African fashion is as diverse and dynamic as the continent and the people who live there. While experts have long recognized the importance of clothing as a marker of ethnic identity, life stages, political affiliation, and social class, they have only just begun to discover African fashion. Contemporary African Fashion puts Africa at the intersection of world cultures and globalized identities, displaying the powerful creative force and impact of newly emerging styles. Richly illustrated with color photographs, this book showcases haute couture for the African continent. The visual impact of fashion created and worn today in Africa comes to life here, beautifully and brilliantly.
About the authors
Suzanne Gott is Assistant Professor of Art History in the Department of Critical Studies at the University of British Columbia Okanagan. Her work focuses on fashion from the Ashanti region in Ghana.

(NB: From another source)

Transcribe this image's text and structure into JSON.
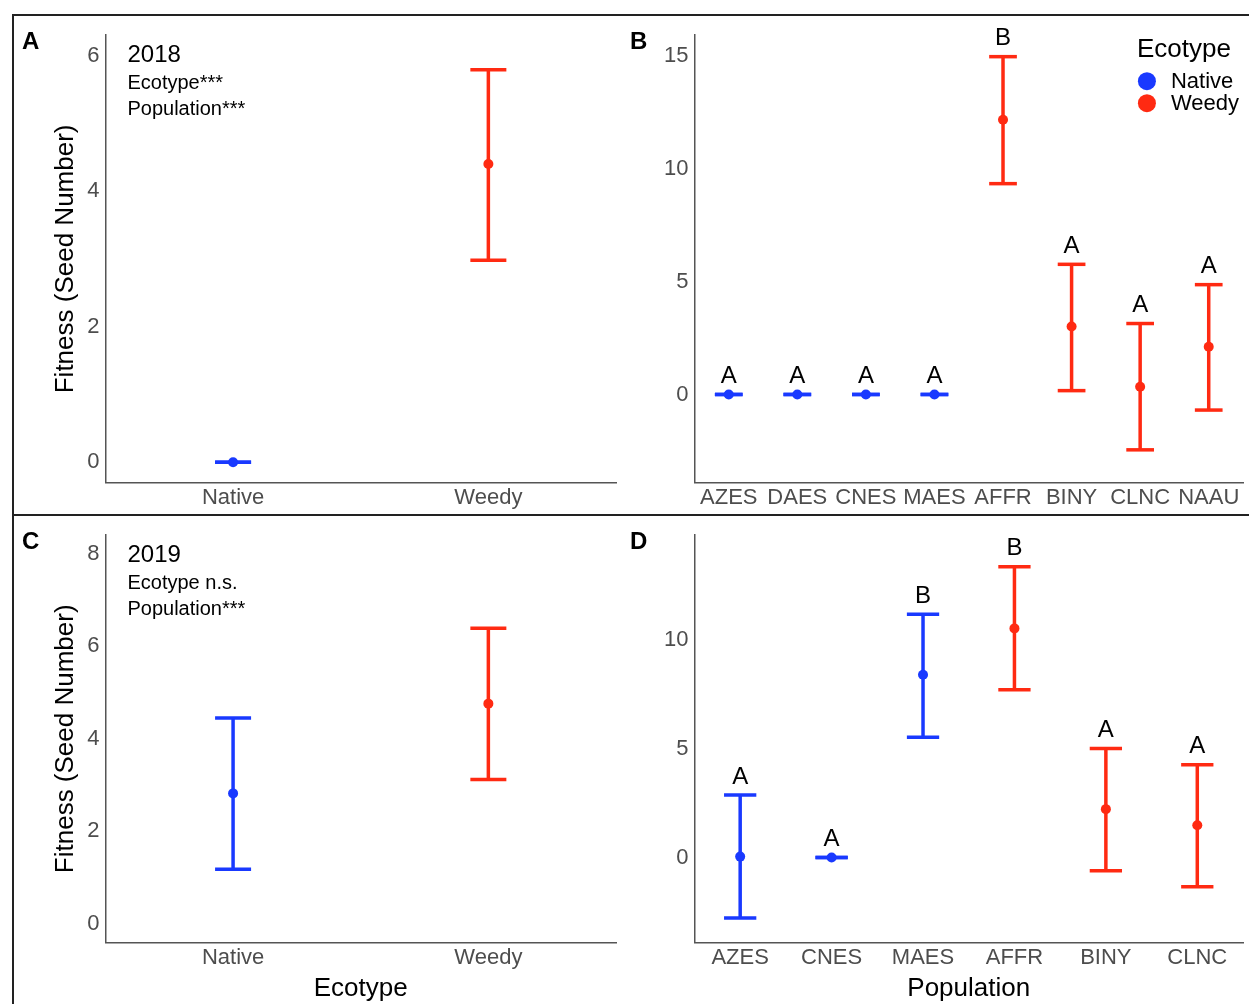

Kristyne Loughran is an independent scholar who specializes in African jewelry and fashion. She is editor (with Thomas K. Seligman) of Art of Being Tuareg: Sahara Nomads in a Modern World.
The book is beautifully designed and features high-quality photographs illustrating the various topics addressed. The chapters are kept to a comfortable length, which makes the volume also a suitable tool for teaching.
Contemporary African Fashion is beautifully designed and graced with compelling photos. . . . Together, the essays reinforce the idea of ever-evolving tradition and cultural interaction, and the great importance of personal appearance on the African continent. While the composite picture that emerges is informative, it is the richness of the specific stories that make this anthology compelling. April 27, 2011
Journal of Folklore Research
[This is] a richly documented, well-argued, thought-provoking and beautifully illustrated study of contemporary African fashion.
[A]s a scholarly text Contemporary African Fashion provides an important interdisciplinary analysis of a subject relevant to art historians, fashion historians, anthropologists, and historians alike. It would fit well within graduate-level reading lists for courses in African art history and histories of fashion.